TRANSINDONESIA.CO – ‘Rasa Aman’ tidak dapat diukur dan dinilai nilai dengan materi, karena rasa aman dan dirasakan secara individu, lingkungan maupun suatu negara. Kepastian rasa aman menjadi jaminan negara yang di emban negara melalui militer, penegak hukum, dan aparat atau aparatur negara.

“Keamanan bertujuan ‘aman’ memberikan dan memastikan rasa aman itu sesuatu yang mahal. Bagaimana di Suria, Irak maupun negara yang sedang bergolak, masyarakatnya tidak lagi memikirkan ekonomi tetapi bagi mereka yang terpenting rasa aman,” kata Direktur Program Imparsial, Al Araf,SH,MA, saat memberi materi ‘Reformasi Sektor Keamanan di Indonesia’ pada Sekolah Keamanan Nasional (Kamnas) Angkatan II, Pusat Kajian Kamnas di Kampus Universitas Bhayangkara Jakarta Raya, Jalan Raya Perjuangan, Kota Bekasi, Jawa Barat, Kamis 15 Desember 2016.

Menurutnya, ada dua ancaman atau rasa ketidak amanan yakni, ancaman dari militer dan non militer.

Al Araf.[HSB]
Al Araf.[HSB]
Dimana dalam ruang lingkup keamanan lanjutnya, adalah  pertahanan (militer), keamanan dalam negeri (kamdagri), keamanan dan ketertiban masyarakat (kamtibmas) dan keamanan individu.

“Keamanan seolah-olah statis dan stabil. Mahalnya aman tidak bisa diukur dengan budget seperti proyek pembangunan jalan. Orang-orang di Suria tidak penting ekonomi yang penting aman dulu,” terangnya.

Lebih lanjut Al Araf menyatakan, aman dari apa? ancaman militer dan non militer yang ada di Indonesia bisa di lihat jelas tetapi orang hanya melihat ancaman dari dalam saja

“Padahal, ancaman nyata dengan Malaysia, Australia, China.
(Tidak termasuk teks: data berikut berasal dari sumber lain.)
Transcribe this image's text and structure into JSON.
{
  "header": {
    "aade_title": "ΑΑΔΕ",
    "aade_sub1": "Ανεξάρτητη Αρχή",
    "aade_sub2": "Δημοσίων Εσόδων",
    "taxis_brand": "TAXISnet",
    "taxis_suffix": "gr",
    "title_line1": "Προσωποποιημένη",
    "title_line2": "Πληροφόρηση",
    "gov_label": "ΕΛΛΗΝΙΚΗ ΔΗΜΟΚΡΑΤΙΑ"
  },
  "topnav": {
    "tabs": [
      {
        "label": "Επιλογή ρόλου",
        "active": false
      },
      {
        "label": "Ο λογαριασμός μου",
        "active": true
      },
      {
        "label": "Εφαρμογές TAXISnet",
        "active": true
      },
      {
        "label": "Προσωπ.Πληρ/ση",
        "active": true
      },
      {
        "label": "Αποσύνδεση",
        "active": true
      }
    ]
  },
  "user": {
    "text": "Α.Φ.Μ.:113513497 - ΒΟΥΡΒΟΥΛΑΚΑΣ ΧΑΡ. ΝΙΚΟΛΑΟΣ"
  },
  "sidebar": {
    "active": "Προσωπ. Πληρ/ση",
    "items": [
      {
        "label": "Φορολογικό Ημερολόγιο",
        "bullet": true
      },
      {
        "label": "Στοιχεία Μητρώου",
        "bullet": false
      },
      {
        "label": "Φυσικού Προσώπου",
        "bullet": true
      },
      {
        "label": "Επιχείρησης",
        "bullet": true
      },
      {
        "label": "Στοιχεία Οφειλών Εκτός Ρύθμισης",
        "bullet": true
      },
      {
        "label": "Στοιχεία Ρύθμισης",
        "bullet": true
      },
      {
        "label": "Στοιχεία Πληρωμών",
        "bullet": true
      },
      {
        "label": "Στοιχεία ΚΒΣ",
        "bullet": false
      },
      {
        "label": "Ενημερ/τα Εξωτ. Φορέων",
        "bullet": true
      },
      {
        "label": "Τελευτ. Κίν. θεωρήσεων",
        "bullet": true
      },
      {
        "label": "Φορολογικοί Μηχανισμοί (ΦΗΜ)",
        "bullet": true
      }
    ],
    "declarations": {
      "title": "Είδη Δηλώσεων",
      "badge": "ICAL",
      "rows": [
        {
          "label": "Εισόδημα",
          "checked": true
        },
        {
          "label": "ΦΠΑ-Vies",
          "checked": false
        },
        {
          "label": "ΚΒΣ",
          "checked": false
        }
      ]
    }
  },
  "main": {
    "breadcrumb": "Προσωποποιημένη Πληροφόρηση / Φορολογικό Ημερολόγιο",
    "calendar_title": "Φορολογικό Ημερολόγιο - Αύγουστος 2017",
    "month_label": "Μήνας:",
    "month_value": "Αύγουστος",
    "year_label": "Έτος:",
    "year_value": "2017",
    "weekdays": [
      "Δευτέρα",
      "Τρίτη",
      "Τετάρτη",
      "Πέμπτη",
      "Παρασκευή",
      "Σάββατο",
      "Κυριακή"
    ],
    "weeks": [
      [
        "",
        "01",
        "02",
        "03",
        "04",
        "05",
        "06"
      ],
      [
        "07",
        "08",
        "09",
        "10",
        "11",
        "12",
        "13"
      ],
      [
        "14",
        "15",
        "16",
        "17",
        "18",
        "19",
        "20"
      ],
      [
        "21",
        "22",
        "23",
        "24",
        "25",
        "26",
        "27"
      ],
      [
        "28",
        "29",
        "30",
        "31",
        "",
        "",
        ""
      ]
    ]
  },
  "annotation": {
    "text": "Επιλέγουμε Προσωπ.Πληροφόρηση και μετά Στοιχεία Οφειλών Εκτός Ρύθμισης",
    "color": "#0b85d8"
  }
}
Ini nyata, tapi orang melihat ancaman dalam sampai mengerahkan kekuatan pada Aksi 212,” katanya.

Dikatakannya, ancaman militer dari luar yang sewaktu-waktu bisa terjadi ‘Perang Laut China Selatan’. “Ini ancaman paling diprediksi akan terjadi. Perang di Asia Tenggara telah diprediksi,” ungkapnya.

Halnya, Pulau Natuna yang di klaim China menjadi ancaman militer dan terbukanya perang militer. “Tapi Indonesia tidak mempersiapkan persenjataannya. Karena itu, Indonesia akan gagal bila terjadi hal terburuk di Laut China Selatan,” ungkapnya lagi.

Untuk itu, Presiden sudah saatnya memperkuat militer dengan melengkapi persenjataan dalam menghadapi kekuatan Asia Tenggara.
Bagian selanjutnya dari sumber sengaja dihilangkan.